Ah, the memories...My soft-hearted husband could not bear to hear Buck crying and barking. We have a house configuration that allows us to close off the kitchen and hall. I stowed the rugs and easily cleaned up any accidents from the tile floors. I took him out in the middle of the night and got up extra early. The upside was he was quiet at night and was housebroken quickly. His “den” went way beyond the crate. I had to get Buck used to the crate and quiet in the crate, though. And I did, but not during those first few weeks when everything was so new. (He was an August puppy in a hot climate and the tiles are cooler than any dog bed or crate mat.) He is the only dog at the groomers that is absolutely silent.

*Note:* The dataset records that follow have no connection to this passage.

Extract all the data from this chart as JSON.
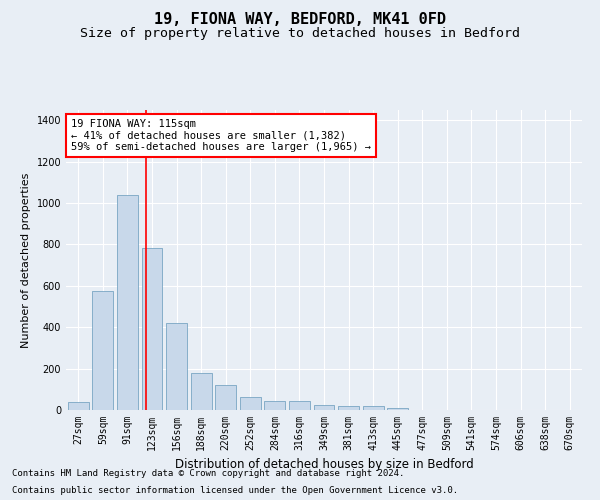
{
  "title1": "19, FIONA WAY, BEDFORD, MK41 0FD",
  "title2": "Size of property relative to detached houses in Bedford",
  "xlabel": "Distribution of detached houses by size in Bedford",
  "ylabel": "Number of detached properties",
  "footnote1": "Contains HM Land Registry data © Crown copyright and database right 2024.",
  "footnote2": "Contains public sector information licensed under the Open Government Licence v3.0.",
  "annotation_line1": "19 FIONA WAY: 115sqm",
  "annotation_line2": "← 41% of detached houses are smaller (1,382)",
  "annotation_line3": "59% of semi-detached houses are larger (1,965) →",
  "bar_labels": [
    "27sqm",
    "59sqm",
    "91sqm",
    "123sqm",
    "156sqm",
    "188sqm",
    "220sqm",
    "252sqm",
    "284sqm",
    "316sqm",
    "349sqm",
    "381sqm",
    "413sqm",
    "445sqm",
    "477sqm",
    "509sqm",
    "541sqm",
    "574sqm",
    "606sqm",
    "638sqm",
    "670sqm"
  ],
  "bar_values": [
    40,
    575,
    1040,
    785,
    420,
    180,
    120,
    65,
    45,
    45,
    25,
    20,
    20,
    10,
    0,
    0,
    0,
    0,
    0,
    0,
    0
  ],
  "bar_color": "#c8d8ea",
  "bar_edge_color": "#6699bb",
  "red_line_x": 2.75,
  "ylim": [
    0,
    1450
  ],
  "yticks": [
    0,
    200,
    400,
    600,
    800,
    1000,
    1200,
    1400
  ],
  "background_color": "#e8eef5",
  "plot_bg_color": "#e8eef5",
  "annotation_box_color": "white",
  "annotation_box_edge": "red",
  "title_fontsize": 11,
  "subtitle_fontsize": 9.5,
  "axis_label_fontsize": 8.5,
  "tick_fontsize": 7,
  "annotation_fontsize": 7.5,
  "footnote_fontsize": 6.5,
  "ylabel_fontsize": 8
}
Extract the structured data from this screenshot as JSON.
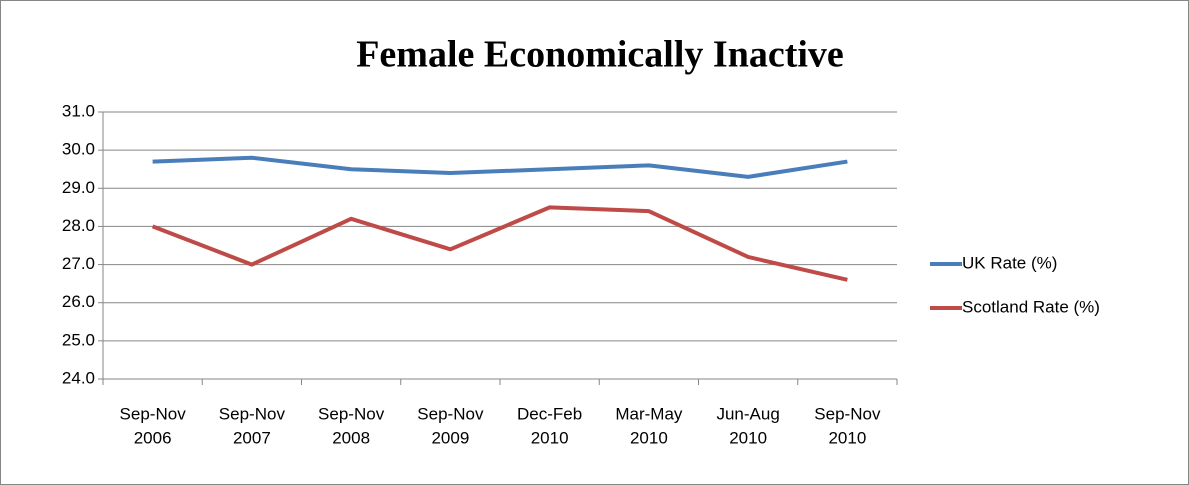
{
  "chart_data": {
    "type": "line",
    "title": "Female Economically Inactive",
    "categories": [
      [
        "Sep-Nov",
        "2006"
      ],
      [
        "Sep-Nov",
        "2007"
      ],
      [
        "Sep-Nov",
        "2008"
      ],
      [
        "Sep-Nov",
        "2009"
      ],
      [
        "Dec-Feb",
        "2010"
      ],
      [
        "Mar-May",
        "2010"
      ],
      [
        "Jun-Aug",
        "2010"
      ],
      [
        "Sep-Nov",
        "2010"
      ]
    ],
    "series": [
      {
        "name": "UK Rate (%)",
        "color": "#4a7ebb",
        "values": [
          29.7,
          29.8,
          29.5,
          29.4,
          29.5,
          29.6,
          29.3,
          29.7
        ]
      },
      {
        "name": "Scotland Rate (%)",
        "color": "#be4b48",
        "values": [
          28.0,
          27.0,
          28.2,
          27.4,
          28.5,
          28.4,
          27.2,
          26.6
        ]
      }
    ],
    "ylim": [
      24,
      31
    ],
    "yticks": [
      {
        "value": 24,
        "label": "24.0"
      },
      {
        "value": 25,
        "label": "25.0"
      },
      {
        "value": 26,
        "label": "26.0"
      },
      {
        "value": 27,
        "label": "27.0"
      },
      {
        "value": 28,
        "label": "28.0"
      },
      {
        "value": 29,
        "label": "29.0"
      },
      {
        "value": 30,
        "label": "30.0"
      },
      {
        "value": 31,
        "label": "31.0"
      }
    ],
    "grid": true,
    "legend": "right"
  }
}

I don’t buy into the thinking that a crate is a dog’s safe place and neither does Buck. His safe place is with us. The crate is a place he has to go sometimes. He’s okay with that and the no bark clause.


----------



## LizzysMom

If the crate can't go in the bedroom, I vote for sleeping on the couch next to the crate. Lizzy cried for a couple of nights in the crate, even on the floor right next to my bed. When I put her crate on a chair (she's a mini, so she was a pretty small puppy) level with my bed, and could put my fingers through the crate door to comfort her, she never cried in her crate again. And, even though she no longer sleeps in it, on those rare occasions she has to go in, she doesn't even whimper.


----------